Companies/Brands – Listed well-known companies or brands that use your product or service can be of huge influence to a prospect selecting your brand over a competitor.
Testimonials – Short, reputable, and powerful testimonials are great because they don’t take up a lot of space, are easy to read, and can leave the prospect feeling good about your product or service.
Third Party – Includes seals, certificates, partners, or awards you have received or are affiliated with.
Generally, I show proof through a list of companies or third party logos, or I create a small testimonial section. Don’t get too carried away with listing these on your landing page. You don’t want to take away from the benefits of your page. Your main selling points will be within your benefits, but occasionally it will be within the proof. Proof is important, but make it a secondary focus to your benefits and form.

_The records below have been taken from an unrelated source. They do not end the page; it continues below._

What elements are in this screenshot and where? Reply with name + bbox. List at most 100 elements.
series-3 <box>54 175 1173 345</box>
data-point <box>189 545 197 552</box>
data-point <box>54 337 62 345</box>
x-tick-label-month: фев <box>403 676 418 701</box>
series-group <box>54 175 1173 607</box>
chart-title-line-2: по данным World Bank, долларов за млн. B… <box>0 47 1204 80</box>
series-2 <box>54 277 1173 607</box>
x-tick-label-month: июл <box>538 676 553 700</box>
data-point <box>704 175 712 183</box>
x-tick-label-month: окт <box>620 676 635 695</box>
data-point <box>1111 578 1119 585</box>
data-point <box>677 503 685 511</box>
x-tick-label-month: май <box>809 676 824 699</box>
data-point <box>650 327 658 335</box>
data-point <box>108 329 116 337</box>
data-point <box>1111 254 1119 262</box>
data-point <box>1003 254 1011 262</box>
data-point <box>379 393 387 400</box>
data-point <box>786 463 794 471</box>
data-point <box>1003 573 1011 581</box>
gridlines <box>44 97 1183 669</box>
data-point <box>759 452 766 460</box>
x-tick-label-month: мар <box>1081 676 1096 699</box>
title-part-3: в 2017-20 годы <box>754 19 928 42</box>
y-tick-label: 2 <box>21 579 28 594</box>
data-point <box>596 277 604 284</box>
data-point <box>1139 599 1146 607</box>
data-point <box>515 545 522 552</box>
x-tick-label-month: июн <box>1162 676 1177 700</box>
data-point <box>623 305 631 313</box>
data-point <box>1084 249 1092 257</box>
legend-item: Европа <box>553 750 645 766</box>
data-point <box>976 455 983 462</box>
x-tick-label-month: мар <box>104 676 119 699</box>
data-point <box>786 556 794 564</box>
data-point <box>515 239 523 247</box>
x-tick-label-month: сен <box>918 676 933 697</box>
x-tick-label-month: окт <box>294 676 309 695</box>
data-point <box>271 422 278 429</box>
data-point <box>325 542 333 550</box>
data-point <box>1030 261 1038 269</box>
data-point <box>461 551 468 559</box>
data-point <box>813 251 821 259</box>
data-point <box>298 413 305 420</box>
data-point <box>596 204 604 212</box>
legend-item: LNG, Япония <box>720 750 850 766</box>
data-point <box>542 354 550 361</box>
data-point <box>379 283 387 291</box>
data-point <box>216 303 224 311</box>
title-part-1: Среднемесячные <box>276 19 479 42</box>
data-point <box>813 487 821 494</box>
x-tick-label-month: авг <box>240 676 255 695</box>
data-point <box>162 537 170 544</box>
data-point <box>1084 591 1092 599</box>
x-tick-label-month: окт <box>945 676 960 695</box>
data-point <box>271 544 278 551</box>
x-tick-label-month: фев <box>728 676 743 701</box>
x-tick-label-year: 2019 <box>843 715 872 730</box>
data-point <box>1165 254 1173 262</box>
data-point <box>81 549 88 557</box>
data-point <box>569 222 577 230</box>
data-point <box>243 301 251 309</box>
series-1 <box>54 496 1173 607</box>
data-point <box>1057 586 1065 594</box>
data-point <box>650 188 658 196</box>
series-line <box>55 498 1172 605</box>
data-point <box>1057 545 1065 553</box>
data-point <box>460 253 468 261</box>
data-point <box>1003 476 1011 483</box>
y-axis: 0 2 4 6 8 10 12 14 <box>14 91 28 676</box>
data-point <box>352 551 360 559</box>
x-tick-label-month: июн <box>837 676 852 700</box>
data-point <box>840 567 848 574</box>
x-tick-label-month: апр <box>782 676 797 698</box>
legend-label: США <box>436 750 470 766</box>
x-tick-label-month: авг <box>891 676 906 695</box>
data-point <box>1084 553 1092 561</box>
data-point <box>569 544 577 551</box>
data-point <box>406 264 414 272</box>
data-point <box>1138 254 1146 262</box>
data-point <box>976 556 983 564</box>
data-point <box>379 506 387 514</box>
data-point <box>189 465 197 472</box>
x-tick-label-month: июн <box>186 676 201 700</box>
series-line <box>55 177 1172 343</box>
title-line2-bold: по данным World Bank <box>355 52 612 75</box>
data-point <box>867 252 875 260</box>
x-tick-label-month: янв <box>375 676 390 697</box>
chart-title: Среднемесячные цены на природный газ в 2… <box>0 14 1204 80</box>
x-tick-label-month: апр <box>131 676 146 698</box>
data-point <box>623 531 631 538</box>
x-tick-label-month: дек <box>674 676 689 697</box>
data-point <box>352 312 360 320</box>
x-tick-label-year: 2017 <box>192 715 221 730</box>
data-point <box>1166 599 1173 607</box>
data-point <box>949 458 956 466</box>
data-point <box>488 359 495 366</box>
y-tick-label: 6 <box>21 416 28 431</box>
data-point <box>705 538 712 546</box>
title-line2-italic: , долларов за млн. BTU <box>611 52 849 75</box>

Here are ways we showed proof on the new landing page. There was no proof on the old one. We used reputable brands that used our services and a short but powerful testimonial from a very reputable source.
Last Bonus Tip
Remove link leaks on your paid search landing page. We call any link that takes a prospect away from the page that is not associated with the CTA a link leak. Most paid search landing pages won’t have any way to re-access the page once the visitor has clicked away onto your site or another. Keep prospects on your landing page and control the environment they are in by removing any link leaks from the page
Keeping your landing pages simple is vital to your success and should be one of your main priorities. Design and layout your paid search landing pages so that they are easy to read, understandable, and flow well for your prospects. The five second test is a great way to understand and fine-tune your design and messaging. Keep your landing pages simple by including these five essential components of a paid search landing page: the header, benefits, form, positioning, and proof. Focus on optimizing and testing these essentials and you will have a greater chance of maximizing your conversion rates.